Von Neumann’s Architecture
Von Neumann’s architecture was first published by John von Neumann in 1945. It is based on the stored-program computer concept where computer memory is used to store both program instructions and data. Program instructions tell the computer to do something.
- Central Processing Unit:
- the electronic circuit responsible for executing the instructions of a computer program.
- Memory Unit:
- consists of random access memory (RAM) Unlike a hard drive (secondary memory), this memory is fast and directly accessible by the CPU.
- Arithmetic Logic Unit:
- carries out arithmetic (add, subtract etc) and logic (AND, OR, NOT etc) operations.
- Control unit:
- reads and interprets instructions from the memory unit.
- controls the operation of the ALU, memory and input/output devices, telling them how to respond to the program instructions.
- Registers
- Registers are high-speed storage areas in the CPU. All data must be stored in a register before it can be processed.
- Input/Output Devices:
- The interface to the human operator, e.g. keyboard, mouse, monitor, speakers, printer, etc.

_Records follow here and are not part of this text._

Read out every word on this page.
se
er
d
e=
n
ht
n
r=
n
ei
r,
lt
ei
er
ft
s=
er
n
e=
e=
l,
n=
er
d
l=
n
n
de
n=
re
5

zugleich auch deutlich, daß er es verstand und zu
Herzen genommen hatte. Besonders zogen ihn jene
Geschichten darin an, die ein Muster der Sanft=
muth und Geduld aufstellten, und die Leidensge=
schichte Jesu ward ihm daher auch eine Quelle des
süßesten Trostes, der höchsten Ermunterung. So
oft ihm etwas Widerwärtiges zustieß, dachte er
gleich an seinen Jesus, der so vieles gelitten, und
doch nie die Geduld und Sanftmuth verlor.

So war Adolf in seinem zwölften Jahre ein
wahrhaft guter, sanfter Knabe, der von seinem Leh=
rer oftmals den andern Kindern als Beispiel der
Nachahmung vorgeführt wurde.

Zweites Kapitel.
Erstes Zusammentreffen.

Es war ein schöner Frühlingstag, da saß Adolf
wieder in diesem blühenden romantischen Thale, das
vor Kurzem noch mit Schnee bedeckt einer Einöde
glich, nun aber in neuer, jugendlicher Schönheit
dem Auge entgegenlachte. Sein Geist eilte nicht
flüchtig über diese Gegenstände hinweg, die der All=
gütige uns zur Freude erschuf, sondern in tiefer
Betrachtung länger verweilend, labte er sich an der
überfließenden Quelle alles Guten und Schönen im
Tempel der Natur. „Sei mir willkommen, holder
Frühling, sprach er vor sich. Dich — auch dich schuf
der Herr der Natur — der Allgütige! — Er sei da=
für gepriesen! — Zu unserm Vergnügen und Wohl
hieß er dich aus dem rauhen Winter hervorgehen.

Parallel computers still follow this basic design, just multiplied in units. The basic, fundamental architecture remains the same.
Parallel computers can be classified based on various criteria:
- number of data & instruction streams
- computer hardware structure (tightly or loosely coupled)
- degree of parallelism (the number of binary digits that can be processed within a unit time by a computer system)
Today there is no completely satisfactory classification of the different types of parallel systems. The most popular taxonomy of computer architecture is the Flynn’s classification.
Classifications of parallel computers
- Flynn’s classification: (1966) is based on the multiplicity of instruction streams and the data streams in computer systems.
- Feng’s classification: (1972) is based on serial versus parallel processing (degree of parallelism).
- Handler’s classification: (1977) is determined by the degree of parallelism and pipelining in various subsystem levels.
Flynn’s classification of Parallel Computers
- Flynn’s classification scheme is based on the multiplicity of information streams. Two types of information flow into a processor: instructions and data.
- The instruction stream is defined as the sequence of instructions performed by the processing unit.
- The data stream is defined as the data traffic exchanged between the memory and the processing unit.
In Flynn’s classification, either of the instruction or data streams can be single or multiple. Thus computer architecture can be classified into the following four distinct categories:
SISD
Conventional single-processor von Neumann’s computers are classified as SISD systems.
Examples: Historical supercomputers such as the Control Data Corporation 6600.
SIMD
- The SIMD model of parallel computing consists of two parts: a front-end computer of the usual von Neumann style, and a processor array.
- The processor array is a set of identical synchronized processing elements capable of simultaneously performing the same operation on different data.
- The application program is executed by the front-end in the usual serial way, but issues commands to the processor array to carry out SIMD operations in parallel.
All modern desktop/laptop processors are classified as SIMD systems.
MIMD
- Multiple-instruction multiple-data streams (MIMD) parallel architectures are made of multiple processors and multiple memory modules connected via some interconnection network. They fall into two broad categories: shared memory or message passing.
- Processors exchange information through their central shared memory in shared memory systems, and exchange information through their interconnection network in message-passing systems.
MIMD shared memory system
- A shared memory system typically accomplishes inter-processor coordination through a global memory shared by all processors.
- Because access to shared memory is balanced, these systems are also called SMP (symmetric multiprocessor) systems
MIMD message passing system
- A message-passing system (also referred to as distributed memory) typically combines the local memory and processor at each node of the interconnection network.
- There is no global memory, so it is necessary to move data from one local memory to another employing message-passing.
- This is typically done by a Send/Receive pair of commands, which must be written into the application software by a programmer.
MISD
- In the MISD category, the same stream of data flows through a linear array of processors executing different instruction streams.
- In practice, there is no viable MISD machine
Key Points
Parallel computers follow basic von Neumann’s CPU design.
Parallel computers can be divided into 4 groups based on the number of instruction and data streams.